Martin erzählt, wie Meena teilweise mit Stöcken geschlagen wurde und sie weiterhin wohl keinen regelmäßigen Zugang zu frischem Wasser und Futter hat.

Das schlimmste: Meena kann sich nicht einmal hinlegen. Ihre Fußfesseln machen es ihr unmöglich sich auszuruhen, sie muss die ganze Zeit stehen. Martin, der in Thailand unter anderem als Thaibox-Trainer arbeitet, zum "Mirror": "Ich sah sie, wie sie an allen vier Füßen festgekettet war".

Für den Briten ein absoluter Schock, weil er weiß, dass "Elefanten hochgradig soziale Tiere" sind, die unter solchen Bedingungen maximal leiden.

"Der Gedanke, dass sie jung ist und ihr Leben auf diese Weise verbringt, ist ziemlich herzzerreißend". Martin hat entsprechend eine Online-Petition ins Leben gerufen, gemeinsam mit der Wohltätigkeitsorganisation "Thailand Elephants". Sie sind in regem Austausch mit einheimischen Medien.

Thailändische Behörden stellen sich quer, Ross Martin kämpft weiter

Ein Foto, welches unter die Haut geht. Meena, festgekettet und unglücklich.
Ein Foto, welches unter die Haut geht. Meena, festgekettet und unglücklich.  © Screenshot/Facebook Thailand Elephants

Doch das Vorhaben, Meena zu befreien, gestaltet sich als schwierig. So schieben die Behörden regelmäßig einen Riegel vor. Das Tier sei gesund, legal registriert und deshalb gäbe es keinen Grund einzuschreiten, oder gar Anklage zu erheben.

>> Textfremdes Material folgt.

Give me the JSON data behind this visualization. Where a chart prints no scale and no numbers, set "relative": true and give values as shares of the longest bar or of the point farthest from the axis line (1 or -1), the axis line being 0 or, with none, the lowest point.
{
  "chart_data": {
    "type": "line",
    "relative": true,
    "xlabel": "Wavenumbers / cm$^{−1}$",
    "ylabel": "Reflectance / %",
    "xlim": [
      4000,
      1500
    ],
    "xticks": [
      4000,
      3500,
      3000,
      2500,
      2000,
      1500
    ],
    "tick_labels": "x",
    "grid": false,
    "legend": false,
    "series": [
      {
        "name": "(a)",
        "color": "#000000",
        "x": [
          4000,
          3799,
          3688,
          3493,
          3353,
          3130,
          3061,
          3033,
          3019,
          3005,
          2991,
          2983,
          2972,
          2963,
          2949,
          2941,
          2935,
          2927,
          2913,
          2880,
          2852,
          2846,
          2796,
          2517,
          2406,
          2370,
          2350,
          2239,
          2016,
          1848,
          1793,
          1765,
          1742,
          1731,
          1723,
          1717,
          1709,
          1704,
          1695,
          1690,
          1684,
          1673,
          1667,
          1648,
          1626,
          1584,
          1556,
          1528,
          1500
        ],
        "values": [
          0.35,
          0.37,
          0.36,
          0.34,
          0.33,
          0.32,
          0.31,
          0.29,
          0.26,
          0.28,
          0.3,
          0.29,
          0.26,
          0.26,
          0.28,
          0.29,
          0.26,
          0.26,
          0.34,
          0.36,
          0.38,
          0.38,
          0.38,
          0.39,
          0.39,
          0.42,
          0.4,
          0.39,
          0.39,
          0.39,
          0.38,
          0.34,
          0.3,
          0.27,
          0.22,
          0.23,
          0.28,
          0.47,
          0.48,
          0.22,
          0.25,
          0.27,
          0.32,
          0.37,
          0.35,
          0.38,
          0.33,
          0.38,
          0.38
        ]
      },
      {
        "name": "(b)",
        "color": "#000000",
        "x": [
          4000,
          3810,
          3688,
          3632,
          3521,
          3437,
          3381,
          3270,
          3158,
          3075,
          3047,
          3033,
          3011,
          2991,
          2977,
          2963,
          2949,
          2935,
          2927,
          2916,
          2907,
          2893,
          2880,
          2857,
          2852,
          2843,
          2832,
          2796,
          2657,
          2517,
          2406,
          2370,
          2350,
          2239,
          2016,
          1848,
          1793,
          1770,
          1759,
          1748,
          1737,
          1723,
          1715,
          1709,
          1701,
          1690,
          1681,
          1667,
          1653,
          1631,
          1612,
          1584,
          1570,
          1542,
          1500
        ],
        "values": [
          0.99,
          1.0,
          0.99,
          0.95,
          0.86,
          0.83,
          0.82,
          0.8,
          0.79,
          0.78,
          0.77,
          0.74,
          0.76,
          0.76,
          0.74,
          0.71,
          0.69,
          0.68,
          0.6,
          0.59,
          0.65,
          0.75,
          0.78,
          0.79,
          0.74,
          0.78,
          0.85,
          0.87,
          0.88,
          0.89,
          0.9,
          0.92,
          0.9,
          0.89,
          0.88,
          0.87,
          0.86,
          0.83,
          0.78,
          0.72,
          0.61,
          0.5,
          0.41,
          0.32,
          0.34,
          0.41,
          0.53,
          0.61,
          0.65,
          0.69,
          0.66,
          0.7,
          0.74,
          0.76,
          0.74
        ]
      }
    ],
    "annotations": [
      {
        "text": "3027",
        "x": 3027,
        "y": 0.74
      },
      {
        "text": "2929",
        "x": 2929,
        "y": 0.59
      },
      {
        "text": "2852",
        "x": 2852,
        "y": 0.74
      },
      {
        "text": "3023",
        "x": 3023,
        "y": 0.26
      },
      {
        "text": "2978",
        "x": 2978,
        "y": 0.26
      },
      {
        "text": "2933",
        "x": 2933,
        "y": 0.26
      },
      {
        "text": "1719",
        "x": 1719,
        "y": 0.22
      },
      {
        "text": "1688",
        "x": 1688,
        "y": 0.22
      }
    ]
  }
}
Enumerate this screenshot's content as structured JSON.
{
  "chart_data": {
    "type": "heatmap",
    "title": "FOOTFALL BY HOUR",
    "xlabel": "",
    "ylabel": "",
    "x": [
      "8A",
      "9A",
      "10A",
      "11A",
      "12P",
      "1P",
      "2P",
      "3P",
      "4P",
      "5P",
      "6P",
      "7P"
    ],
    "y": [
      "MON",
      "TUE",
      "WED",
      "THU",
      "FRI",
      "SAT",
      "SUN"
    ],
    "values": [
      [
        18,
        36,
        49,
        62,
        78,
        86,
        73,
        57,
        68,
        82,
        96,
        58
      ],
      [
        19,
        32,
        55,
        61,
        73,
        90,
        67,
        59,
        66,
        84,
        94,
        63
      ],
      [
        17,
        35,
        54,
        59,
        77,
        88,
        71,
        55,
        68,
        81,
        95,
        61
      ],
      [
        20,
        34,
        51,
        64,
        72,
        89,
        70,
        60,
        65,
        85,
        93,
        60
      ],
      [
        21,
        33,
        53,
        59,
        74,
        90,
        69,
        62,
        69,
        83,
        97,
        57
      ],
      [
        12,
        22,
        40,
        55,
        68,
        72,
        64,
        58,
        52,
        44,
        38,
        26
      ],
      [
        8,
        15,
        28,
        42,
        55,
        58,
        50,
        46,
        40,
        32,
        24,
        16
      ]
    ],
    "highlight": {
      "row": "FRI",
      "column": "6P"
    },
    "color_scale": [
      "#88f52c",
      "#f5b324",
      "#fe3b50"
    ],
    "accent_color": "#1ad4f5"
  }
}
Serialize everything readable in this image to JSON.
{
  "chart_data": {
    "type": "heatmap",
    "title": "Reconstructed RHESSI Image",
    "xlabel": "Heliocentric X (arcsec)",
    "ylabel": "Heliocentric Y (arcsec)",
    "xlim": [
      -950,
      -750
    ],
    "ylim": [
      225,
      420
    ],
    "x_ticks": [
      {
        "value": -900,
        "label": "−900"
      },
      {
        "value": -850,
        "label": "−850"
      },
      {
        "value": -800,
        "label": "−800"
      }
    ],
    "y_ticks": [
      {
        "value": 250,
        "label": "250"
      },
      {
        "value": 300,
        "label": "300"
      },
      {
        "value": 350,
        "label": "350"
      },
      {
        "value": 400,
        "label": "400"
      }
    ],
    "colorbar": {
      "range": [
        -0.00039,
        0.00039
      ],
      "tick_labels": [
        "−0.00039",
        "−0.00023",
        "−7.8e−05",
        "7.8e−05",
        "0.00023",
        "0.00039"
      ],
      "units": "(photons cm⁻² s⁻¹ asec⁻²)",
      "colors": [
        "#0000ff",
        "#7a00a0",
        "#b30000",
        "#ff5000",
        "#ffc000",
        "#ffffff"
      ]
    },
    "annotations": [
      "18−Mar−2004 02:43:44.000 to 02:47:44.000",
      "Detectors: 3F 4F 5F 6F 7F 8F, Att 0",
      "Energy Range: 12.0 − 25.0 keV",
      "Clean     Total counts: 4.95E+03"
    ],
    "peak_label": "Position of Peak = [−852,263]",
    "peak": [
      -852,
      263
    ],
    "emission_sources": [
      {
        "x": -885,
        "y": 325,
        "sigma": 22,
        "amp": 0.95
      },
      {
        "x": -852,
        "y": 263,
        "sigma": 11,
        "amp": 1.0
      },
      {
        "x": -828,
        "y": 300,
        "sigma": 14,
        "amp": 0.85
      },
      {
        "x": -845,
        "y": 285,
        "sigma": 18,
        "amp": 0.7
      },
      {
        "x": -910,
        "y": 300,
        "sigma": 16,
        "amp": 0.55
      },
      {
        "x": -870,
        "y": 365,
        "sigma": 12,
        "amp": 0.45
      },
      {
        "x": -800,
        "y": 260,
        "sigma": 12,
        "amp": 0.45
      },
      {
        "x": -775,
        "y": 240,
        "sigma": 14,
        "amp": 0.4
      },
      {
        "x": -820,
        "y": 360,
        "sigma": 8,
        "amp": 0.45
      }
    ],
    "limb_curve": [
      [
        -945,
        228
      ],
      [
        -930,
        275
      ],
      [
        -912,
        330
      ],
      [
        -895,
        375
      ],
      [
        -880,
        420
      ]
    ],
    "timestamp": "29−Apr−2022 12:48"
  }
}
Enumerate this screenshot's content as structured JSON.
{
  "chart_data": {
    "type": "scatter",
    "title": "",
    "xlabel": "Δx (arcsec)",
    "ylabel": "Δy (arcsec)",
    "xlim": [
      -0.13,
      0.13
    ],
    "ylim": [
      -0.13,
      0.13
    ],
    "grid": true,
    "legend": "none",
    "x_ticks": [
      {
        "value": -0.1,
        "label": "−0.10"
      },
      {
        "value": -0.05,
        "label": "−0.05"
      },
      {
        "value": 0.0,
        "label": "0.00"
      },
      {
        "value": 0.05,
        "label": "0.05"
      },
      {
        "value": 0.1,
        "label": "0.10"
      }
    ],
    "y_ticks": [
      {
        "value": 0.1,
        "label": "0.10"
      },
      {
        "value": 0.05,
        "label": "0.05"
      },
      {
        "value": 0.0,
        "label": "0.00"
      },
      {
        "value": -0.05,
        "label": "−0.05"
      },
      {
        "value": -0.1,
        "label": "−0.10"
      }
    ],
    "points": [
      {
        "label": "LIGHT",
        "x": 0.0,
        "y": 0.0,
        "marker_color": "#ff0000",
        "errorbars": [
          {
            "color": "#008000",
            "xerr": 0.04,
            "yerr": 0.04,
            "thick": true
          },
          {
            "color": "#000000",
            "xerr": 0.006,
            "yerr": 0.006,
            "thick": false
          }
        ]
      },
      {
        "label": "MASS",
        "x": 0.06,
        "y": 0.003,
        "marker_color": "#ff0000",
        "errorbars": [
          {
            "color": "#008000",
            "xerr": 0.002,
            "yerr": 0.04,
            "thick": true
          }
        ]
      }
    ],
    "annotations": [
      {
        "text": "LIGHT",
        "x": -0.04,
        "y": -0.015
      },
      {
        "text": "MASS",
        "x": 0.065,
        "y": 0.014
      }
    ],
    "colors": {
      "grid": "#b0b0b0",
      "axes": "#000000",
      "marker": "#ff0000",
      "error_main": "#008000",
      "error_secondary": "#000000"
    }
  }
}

Thailand Elephants fordert nun zum wiederholten Male umfassende Untersuchungen.

Erst kürzlich fuhr Martin wieder zum "Gehege" des Tieres. Scheinbar hatte Meena eine Art Pause von ihrem Arbeitsalltag. Sie stand "allein und ganz offensichtlich verzweifelt, mit ständig wippendem Kopf" auf einem Feldweg. Aufgrund der Ketten konnte sie sich weder hinlegen, noch ihre Beine ausstrecken.

Die Care2-Petition, die Ross Martin ins Leben gerufen hat, will nichts unversucht lassen und holt Experten mit ins Boot um den Behörden zu zeigen, wie sehr das Kalb leidet.

Die Petition hat das Ziel, bis zum Dienstag, den 25. Februar, 35.000 Menschen hinter sich zu bringen. Aktuell fehlen zum Erreichen dieses noch etwa 1000 Menschen.